One woman commented: “The religious part is huge for us, as we see religious freedoms being taken away. If you don’t believe in homosexuality or something, you lose your business because of it. And that’s a core part of your faith. Whereas I see Trump as defending that. He’s actually made that executive order to put the Bibles back in the public schools. That is something very worrisome and dear to us, our religious freedom.”
It is hard to see how operating a business in commerce is a core part of belief or religious practice. Selling products or goods in commerce is not any form of endorsement of anyone or their sex status. But maybe that is just an atheist bias. Obviously, Christians see this as a devastating attack on their liberty. Also, in practice, very few businesses are lost because most states do not have laws that ban discrimination in commerce on the basis of sex. In those states, there is no chance that a business owner can lose the business by refusing to serve LGBQ or same-sex couples.
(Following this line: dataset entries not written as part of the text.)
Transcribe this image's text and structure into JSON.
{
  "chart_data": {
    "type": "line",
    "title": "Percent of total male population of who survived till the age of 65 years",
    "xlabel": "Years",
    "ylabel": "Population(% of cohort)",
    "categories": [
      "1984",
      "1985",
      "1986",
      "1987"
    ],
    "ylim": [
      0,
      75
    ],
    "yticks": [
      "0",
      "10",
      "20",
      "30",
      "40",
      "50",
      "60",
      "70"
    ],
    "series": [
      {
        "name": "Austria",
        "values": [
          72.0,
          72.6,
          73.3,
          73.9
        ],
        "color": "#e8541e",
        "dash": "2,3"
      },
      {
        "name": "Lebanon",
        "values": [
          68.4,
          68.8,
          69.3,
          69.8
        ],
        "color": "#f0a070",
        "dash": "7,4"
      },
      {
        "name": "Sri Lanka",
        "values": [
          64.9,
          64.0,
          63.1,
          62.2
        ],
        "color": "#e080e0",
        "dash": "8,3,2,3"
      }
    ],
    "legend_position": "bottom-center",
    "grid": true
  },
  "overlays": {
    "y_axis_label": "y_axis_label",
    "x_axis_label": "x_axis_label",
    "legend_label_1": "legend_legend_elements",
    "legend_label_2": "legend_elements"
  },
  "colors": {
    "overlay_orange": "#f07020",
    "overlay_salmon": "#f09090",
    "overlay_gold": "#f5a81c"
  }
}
They want power to discriminate their pure little Christian hearts out while oppressing those they dislike.
What few or no Christians appear to see is that the power they want is the power to stop social, economic and demographic change through political force. They do not see that a majority of Americans do not want or accept their goals, including the power to discriminate against same-sex couples and the power to force women to bear children that they do not want. What nearly all Christians appear to not know is the history of religious discrimination and brutality that characterized their false view of an illusory Christian American Garden of Eden since colonial times. What most seem to want is a vision of rural America that was like it was in the 1950s through about the mid-1960s. They want minorities to go away. They want power and they are willing to be authoritarian to get it and to use it to control the unwilling.
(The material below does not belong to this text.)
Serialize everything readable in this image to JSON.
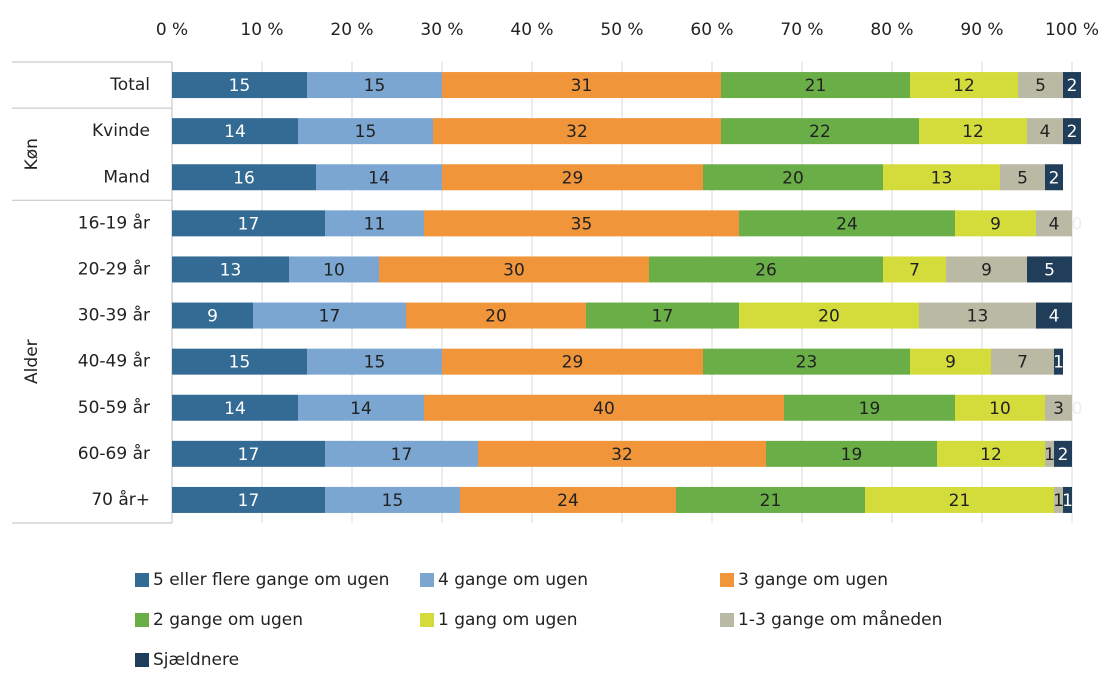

One Christian commented that they want Christian education for their children: “so we don’t have to have them indoctrinated with all these different things. We are free to teach them our values.” What most Christians apparently do not understand or care about is that others want to be free to teach their different values and lead their lives as they want.
If Christian values means forcing other people to live differently from what they would choose, those Christian values are immoral. One person seemed to sense this: “It’s almost like it is a reverse intolerance. If you have somebody that’s maybe on the liberal side, they say that we are intolerant of them. But it is inverse intolerant if we can’t live out our faith.” The flaw in that reasoning is that Christians always could live out their faith as they wished. Christians have always overwhelmingly been in power in America. Abortion law never forced any woman to have a baby she did not want. Legalized same-sex marriage does not force anyone to worship in a church that accepts it or anything they find unacceptable. There is no significant attack on religious freedom.
All of this seems to be lost on almost all Christians. The propaganda and lies they have been fed has worked to create a great but false fear. That fear now opens the door to the death of democracy and civil liberties and the birth of an intolerant authoritarianism borne by a vulgar, immoral, mendacious demagogue and a corrupt choir called the GOP. This is what fear, rational or not, can lead some people to do.